Mutual funds have been getting good inflows into their equity schemes with investors committing to their structured investment plans (SIPs) – they invested a record Rs 24,500 crore through SIPs in September. Insurance companies, especially LIC which made a profit of Rs 15,500 crore in the stock market in the June quarter, up 13.5 percent compared to last year, are cross-buyers who buy when others sell and vice versa. The state-run insurance major, the largest investor, invested Rs 38,000 crore in the stock market in the June quarter and Rs 132,000 crore in the previous fiscal year.

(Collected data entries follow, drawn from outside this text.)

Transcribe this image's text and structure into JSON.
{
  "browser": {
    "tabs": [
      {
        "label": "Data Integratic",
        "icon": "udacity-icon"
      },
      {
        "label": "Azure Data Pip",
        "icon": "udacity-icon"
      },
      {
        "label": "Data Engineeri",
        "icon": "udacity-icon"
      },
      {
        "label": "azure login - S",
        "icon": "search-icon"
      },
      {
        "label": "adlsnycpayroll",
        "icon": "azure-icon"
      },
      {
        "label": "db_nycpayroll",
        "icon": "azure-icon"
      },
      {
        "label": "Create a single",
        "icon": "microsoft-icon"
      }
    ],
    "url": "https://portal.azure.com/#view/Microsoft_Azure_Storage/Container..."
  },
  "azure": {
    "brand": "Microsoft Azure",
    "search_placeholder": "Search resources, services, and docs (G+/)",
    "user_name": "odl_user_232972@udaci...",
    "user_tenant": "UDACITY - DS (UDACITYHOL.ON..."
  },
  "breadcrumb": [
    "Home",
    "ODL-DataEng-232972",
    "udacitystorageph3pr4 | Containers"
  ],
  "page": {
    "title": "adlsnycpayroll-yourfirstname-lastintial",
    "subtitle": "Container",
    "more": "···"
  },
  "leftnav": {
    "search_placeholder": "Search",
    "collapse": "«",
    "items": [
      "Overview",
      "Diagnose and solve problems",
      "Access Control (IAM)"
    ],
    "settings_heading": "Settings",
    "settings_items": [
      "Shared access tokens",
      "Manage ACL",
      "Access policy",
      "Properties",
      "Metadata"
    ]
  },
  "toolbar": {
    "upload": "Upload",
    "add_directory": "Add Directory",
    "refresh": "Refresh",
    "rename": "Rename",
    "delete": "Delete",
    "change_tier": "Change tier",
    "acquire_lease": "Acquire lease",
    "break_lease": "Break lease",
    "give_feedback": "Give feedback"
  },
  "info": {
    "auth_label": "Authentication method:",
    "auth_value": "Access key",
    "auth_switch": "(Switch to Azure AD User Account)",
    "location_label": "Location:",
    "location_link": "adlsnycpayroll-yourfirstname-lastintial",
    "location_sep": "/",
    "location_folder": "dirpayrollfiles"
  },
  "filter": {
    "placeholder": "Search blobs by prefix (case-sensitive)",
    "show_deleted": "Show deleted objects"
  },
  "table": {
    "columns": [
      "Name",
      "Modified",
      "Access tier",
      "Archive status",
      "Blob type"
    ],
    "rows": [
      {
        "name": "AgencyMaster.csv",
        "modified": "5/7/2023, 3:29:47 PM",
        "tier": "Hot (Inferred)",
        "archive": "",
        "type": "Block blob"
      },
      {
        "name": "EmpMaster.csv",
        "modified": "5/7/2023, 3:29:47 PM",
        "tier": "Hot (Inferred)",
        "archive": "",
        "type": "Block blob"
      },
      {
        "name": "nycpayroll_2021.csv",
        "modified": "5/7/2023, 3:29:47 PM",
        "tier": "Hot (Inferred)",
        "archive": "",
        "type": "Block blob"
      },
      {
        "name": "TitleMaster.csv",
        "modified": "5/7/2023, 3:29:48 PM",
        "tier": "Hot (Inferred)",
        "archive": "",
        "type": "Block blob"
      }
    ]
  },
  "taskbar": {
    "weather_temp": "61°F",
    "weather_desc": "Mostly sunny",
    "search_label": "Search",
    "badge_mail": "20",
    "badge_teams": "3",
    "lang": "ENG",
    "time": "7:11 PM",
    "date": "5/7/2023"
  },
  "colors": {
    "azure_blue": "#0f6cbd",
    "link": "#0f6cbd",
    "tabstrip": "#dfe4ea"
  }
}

Analysts generally advise investors to use the ‘buy on dip’ strategy to accumulate shares and equity schemes of fund houses, and not resort to knee-jerk selling due to the current high volatility in the stock markets. Foreign investors who exited the market will return when valuations become attractive again. FPI investment is a serious investment that chases opportunities in various global markets.
While it’s still debated whether or not the sales are over, home fundamentals are still strong. The Reserve Bank of India has kept its GDP growth target at 7.2 percent for the fiscal year 2024-25 as retail inflation remains stuck above 5 percent. Repo rate cut in December will be a booster shot in the market. Corporate performance is expected to improve in the December quarter.
In short, retail investors should not panic and get out; instead, they should remain invested.